Entity resolution/duplicate data in Julia

I think it would be a good idea to start brainstorming a framework for doing entity resolution across datasets in Julia. Please see this post for more info on what entity resolution is, and the Python package dedupe that performs it.

For smaller datasets, I’ve successfully used StringDistances.jl to simply compare every record in one dataset to every other record in another. This quickly becomes unfeasible when both datasets contain hundreds of thousands of rows. I’d like to start framing out a design that would leverage some of Julia’s strengths for doing performant entity resolution. The basic workflow for entity resolution typically looks like this (from the article linked to above):

  1. Deduplication: eliminating duplicate (exact) copies of repeated data.
  2. Record linkage: identifying records that reference the same entity across different sources.
  3. Canonicalization: converting data with more than one possible representation into a standard form.

#2 is obviously the most difficult step in the process and is what would require the most work. I don’t have any expertise in this realm so I’m hoping this thread will be a place to start putting together ideas as to how to do #2 for large datasets. Ideas/thoughts/brain dumps are below:

  • How can we leverage parellelization/GPU computing to carry out this task?

  • TextAnalysis.jl seems to be a fantastic package that already has quite a bit of functionality for handling some of the pre-processing (e.g., string cleaning, tokenizaton, etc.).

  • Does it make sense to recreate dedupe in Julia (vs. simply using PyCall) or should a package be built from scratch in order to leverage Julia’s strengths?

What do you all think? Is there anyone else in the community here that would benefit from being able to do entity resolution in a highly performant manner? Again, I don’t have much expertise in this area but I do have time to invest in it if I can get some guidance.

You may find this talk from last JuliaCon interesting.
It gives a well motivated and consistent method for doing data cleaning.
If there is a finite list of all canonical forms, then your problem 2/3 is a special case of data cleaning that is discussed in the video.
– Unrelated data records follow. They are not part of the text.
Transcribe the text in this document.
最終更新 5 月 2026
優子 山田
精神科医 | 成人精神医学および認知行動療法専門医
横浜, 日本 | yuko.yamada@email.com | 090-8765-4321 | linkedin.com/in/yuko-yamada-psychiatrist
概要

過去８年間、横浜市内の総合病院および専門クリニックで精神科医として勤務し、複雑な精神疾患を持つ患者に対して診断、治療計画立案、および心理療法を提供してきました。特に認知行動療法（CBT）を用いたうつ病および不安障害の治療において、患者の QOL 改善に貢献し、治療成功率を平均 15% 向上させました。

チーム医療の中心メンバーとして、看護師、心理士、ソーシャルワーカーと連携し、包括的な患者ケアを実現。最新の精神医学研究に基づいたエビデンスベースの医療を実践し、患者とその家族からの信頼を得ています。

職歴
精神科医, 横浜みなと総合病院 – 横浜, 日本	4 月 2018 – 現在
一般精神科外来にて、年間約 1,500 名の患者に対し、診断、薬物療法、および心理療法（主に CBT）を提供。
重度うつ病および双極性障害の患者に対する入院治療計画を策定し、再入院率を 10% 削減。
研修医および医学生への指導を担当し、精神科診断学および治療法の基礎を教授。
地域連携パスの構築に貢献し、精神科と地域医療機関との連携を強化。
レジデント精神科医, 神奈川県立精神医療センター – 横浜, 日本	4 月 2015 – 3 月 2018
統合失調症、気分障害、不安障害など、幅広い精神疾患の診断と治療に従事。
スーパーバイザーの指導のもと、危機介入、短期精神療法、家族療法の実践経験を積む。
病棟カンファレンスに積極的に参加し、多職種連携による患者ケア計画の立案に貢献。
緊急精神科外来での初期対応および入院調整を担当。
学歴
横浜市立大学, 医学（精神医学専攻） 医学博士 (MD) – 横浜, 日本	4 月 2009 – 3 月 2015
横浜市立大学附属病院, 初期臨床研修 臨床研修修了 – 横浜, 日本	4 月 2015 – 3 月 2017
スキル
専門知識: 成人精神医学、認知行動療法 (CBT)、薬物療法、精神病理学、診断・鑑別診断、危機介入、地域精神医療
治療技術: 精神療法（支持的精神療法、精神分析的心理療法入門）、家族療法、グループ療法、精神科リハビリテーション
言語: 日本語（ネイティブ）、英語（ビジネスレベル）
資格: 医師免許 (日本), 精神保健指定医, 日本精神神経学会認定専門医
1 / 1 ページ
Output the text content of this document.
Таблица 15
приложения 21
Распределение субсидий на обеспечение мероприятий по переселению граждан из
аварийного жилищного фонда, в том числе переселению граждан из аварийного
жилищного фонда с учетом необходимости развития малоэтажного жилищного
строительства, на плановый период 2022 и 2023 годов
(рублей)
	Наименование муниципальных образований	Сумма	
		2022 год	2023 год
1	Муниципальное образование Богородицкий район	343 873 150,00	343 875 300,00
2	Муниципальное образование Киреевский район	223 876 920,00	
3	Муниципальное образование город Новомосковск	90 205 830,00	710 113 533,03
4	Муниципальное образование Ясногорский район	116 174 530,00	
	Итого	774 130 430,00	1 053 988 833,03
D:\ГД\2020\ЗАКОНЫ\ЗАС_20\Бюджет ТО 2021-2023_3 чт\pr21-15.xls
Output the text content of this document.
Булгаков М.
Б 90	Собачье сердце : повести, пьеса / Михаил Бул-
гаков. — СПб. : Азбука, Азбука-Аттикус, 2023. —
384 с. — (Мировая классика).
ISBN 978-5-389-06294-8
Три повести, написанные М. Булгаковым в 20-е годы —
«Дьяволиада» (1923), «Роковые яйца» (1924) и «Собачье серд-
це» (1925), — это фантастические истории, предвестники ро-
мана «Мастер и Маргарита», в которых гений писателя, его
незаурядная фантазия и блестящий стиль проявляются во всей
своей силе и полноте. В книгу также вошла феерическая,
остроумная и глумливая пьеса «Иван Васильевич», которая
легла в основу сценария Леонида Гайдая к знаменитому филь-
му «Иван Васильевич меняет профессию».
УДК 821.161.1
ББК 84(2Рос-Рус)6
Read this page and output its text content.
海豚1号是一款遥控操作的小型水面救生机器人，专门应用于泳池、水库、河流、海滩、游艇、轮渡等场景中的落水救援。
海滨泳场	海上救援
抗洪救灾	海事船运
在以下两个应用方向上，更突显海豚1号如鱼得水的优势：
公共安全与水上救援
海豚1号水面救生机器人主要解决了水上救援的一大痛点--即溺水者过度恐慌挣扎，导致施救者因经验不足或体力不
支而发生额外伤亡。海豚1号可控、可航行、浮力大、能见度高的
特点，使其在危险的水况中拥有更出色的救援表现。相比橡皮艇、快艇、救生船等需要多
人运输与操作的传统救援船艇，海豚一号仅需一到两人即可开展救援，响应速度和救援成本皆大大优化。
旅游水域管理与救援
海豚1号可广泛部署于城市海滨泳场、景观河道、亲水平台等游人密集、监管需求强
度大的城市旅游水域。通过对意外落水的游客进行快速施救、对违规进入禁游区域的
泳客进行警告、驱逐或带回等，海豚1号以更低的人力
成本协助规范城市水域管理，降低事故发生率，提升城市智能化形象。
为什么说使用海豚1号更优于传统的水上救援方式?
JuliaCon 2019 | Cleaning Messy Data with Julia and Gen | Alex Lew - YouTube.

2 Likes

You should be able to use Levenshtein Distance
with a NearestNeighbour.jl BallTree
You can’t right now because of: Levenshtein Distance is a true Metric, not a SemiMetric · Issue #19 · matthieugomez/StringDistances.jl · GitHub
but that should be an easy fix.
You can use BallTree with any distance measure that is a true metric.
(many string distance are only semimetrics)

I assume one of your sets of records is the canonical one?
If so you put that (after unique) into the ball-tree,
(if not you have to put both (after unioning)).

It is fast to find the k nearest neighbours within the ball tree to a point.
The point does not have to be in the ball-tree itself.

See docs of NearestNeighbour.jl

1 Like

Thanks so much for the feedback! I’m not too sure how to go about this but I’ll explore it and see if I can figure it out. From the NearestNeighbour.jl docs, it looks like I can just create my own Metric type so I’m going to see if I can code my own version of Levenshtein for this. I’m not really understanding this part though:

I assume one of your sets of records is the canonical one?
If so you put that (after unique) into the ball-tree

One of the datasets could be thought of as the canonical one and I can strip it down to just unique values, but how would I load that into a tree? Would I be loading a Vector{String} into the tree?

I believe so

For #2 Record linkage, see the new Julia packages SpineBasedRecordLinkage.jl and BayesianRecordLinkage.jl which are under active development.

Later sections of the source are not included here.